Non a caso, nelle elucubrazioni di un “Paradiso” che tenga si è affiancata allo schema dell‟innamoramento una variante, la Teoria di beatitudini musicalmente pietrificate in Schiere di beati su comando.

Non è poi una grande alternativa ai poco credibili e poco appetibili Paradisi delle diverse religioni.

Le Utopie nascono sempre in… Paradiso come genere: in esse, come in tanti Paradisi, Cristo è assente (e lo sapevano: dipinto lassù lassù).

Cristo non deduce la certezza della propria felicità dalla propria essenza divina (funziona perché funziona). In Cristo Dio sperimenta di stare bene nella sua pelle (“sua” di uomo).

Affermare con certezza la resurrezione è affermare la producibilità perenne di soluzioni a ogni questione umana sorgente in una comunità di uomini, di cui Cristo, come uomo, farebbe parte (soluzione significa anche non angoscia). É di ciò che Cristo parla con la sua

“fontana zampillante”.

Se qualcuno diagnosticasse Gesù come folle proprio per avere voluto risorgere da uomo, sarei sì contrario, tuttavia manterrei come ragionevole l‟osservazione-base, quella del carattere davvero esorbitante della certezza della soddisfazione permanente, come uomo, che la resurrezione comporta. E come promessa fatta a tutti da lui che si comprende fra i tutti.

Esplicito ulteriormente la questione. L‟esperienza che da un secolo noi abbiamo poco o tanto della guarigione, nostra o altrui – come esperienza laica di salus indivisa rispetto a malattie che sono malattie della libertà – ci autorizza a considerare desiderabile con certezza che la vita individuale non si estingua? (magari grazie non a un Dio bensì a una fontana dell‟eterna giovinezza inventata dal progresso della scienza, associata a un qualche comunismo ragionevolmente realizzato).
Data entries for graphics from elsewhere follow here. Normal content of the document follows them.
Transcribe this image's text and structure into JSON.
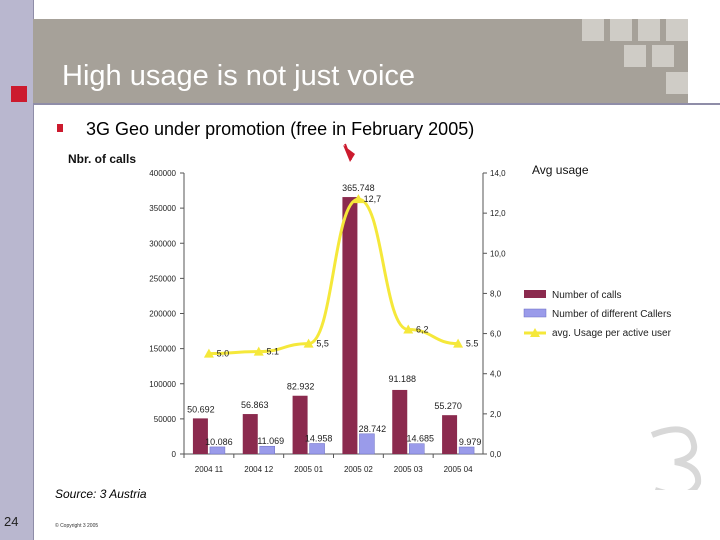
{
  "slide": {
    "title": "High usage is not just voice",
    "bullet": "3G Geo under promotion (free in February 2005)",
    "source": "Source: 3 Austria",
    "page_number": "24",
    "copyright": "© Copyright 3 2005",
    "colors": {
      "brand_red": "#cc1a2e",
      "header_gray": "#a6a199",
      "sidebar": "#b9b7cf"
    }
  },
  "chart_data": {
    "type": "bar",
    "categories": [
      "2004 11",
      "2004 12",
      "2005 01",
      "2005 02",
      "2005 03",
      "2005 04"
    ],
    "series": [
      {
        "name": "Number of calls",
        "kind": "bar",
        "axis": "left",
        "color": "#8b2a4e",
        "values": [
          50692,
          56863,
          82932,
          365748,
          91188,
          55270
        ],
        "labels": [
          "50.692",
          "56.863",
          "82.932",
          "365.748",
          "91.188",
          "55.270"
        ]
      },
      {
        "name": "Number of different Callers",
        "kind": "bar",
        "axis": "left",
        "color": "#9a9bea",
        "values": [
          10086,
          11069,
          14958,
          28742,
          14685,
          9979
        ],
        "labels": [
          "10.086",
          "11.069",
          "14.958",
          "28.742",
          "14.685",
          "9.979"
        ]
      },
      {
        "name": "avg. Usage per active user",
        "kind": "line",
        "axis": "right",
        "color": "#f5e83a",
        "values": [
          5.0,
          5.1,
          5.5,
          12.7,
          6.2,
          5.5
        ],
        "labels": [
          "5.0",
          "5.1",
          "5,5",
          "12,7",
          "6,2",
          "5.5"
        ]
      }
    ],
    "y_left": {
      "label": "Nbr. of calls",
      "range": [
        0,
        400000
      ],
      "ticks": [
        "0",
        "50000",
        "100000",
        "150000",
        "200000",
        "250000",
        "300000",
        "350000",
        "400000"
      ]
    },
    "y_right": {
      "label": "Avg usage",
      "range": [
        0,
        14
      ],
      "ticks": [
        "0,0",
        "2,0",
        "4,0",
        "6,0",
        "8,0",
        "10,0",
        "12,0",
        "14,0"
      ]
    },
    "legend": "right",
    "grid": false,
    "annotation": "arrow above 2005 02"
  }
}
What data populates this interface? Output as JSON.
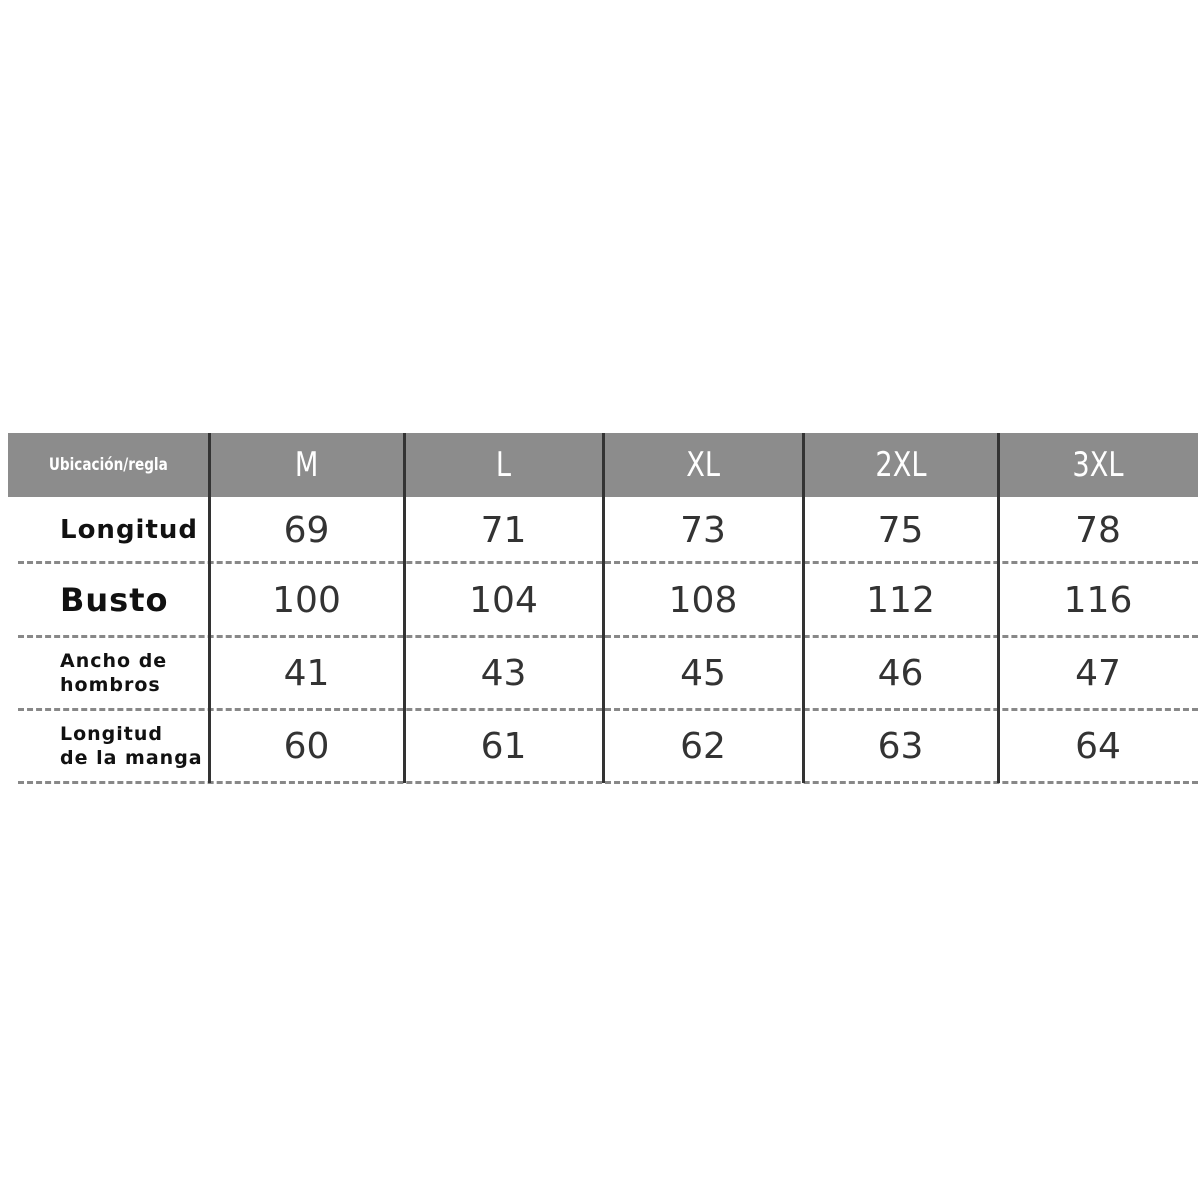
{
  "table": {
    "header": [
      "Ubicación/regla",
      "M",
      "L",
      "XL",
      "2XL",
      "3XL"
    ],
    "rows": [
      [
        "Longitud",
        69,
        71,
        73,
        75,
        78
      ],
      [
        "Busto",
        100,
        104,
        108,
        112,
        116
      ],
      [
        "Ancho de\nhombros",
        41,
        43,
        45,
        46,
        47
      ],
      [
        "Longitud\nde la manga",
        60,
        61,
        62,
        63,
        64
      ]
    ]
  }
}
Dico “con certezza”, non con un ragionamento da scommessa pascaliana che suonerebbe così: meglio dire di sì perché se dicessi no e sbagliassi perderei, mentre se dicessi sì e poi il risultato fosse almeno accettabile, vincerei. Nel peggiore dei casi mi resterebbe il Nirvana (osserviamo che il pensiero di Cristo non è pascaliano né buddista).

Nella resurrezione il pensiero di Cristo chiama – è ec-citante, da

“chiamare” – a andare diritti alla salute-salus-salvezza, in somma soddisfazione, lasciando che “i morti seppelliscano i loro morti”.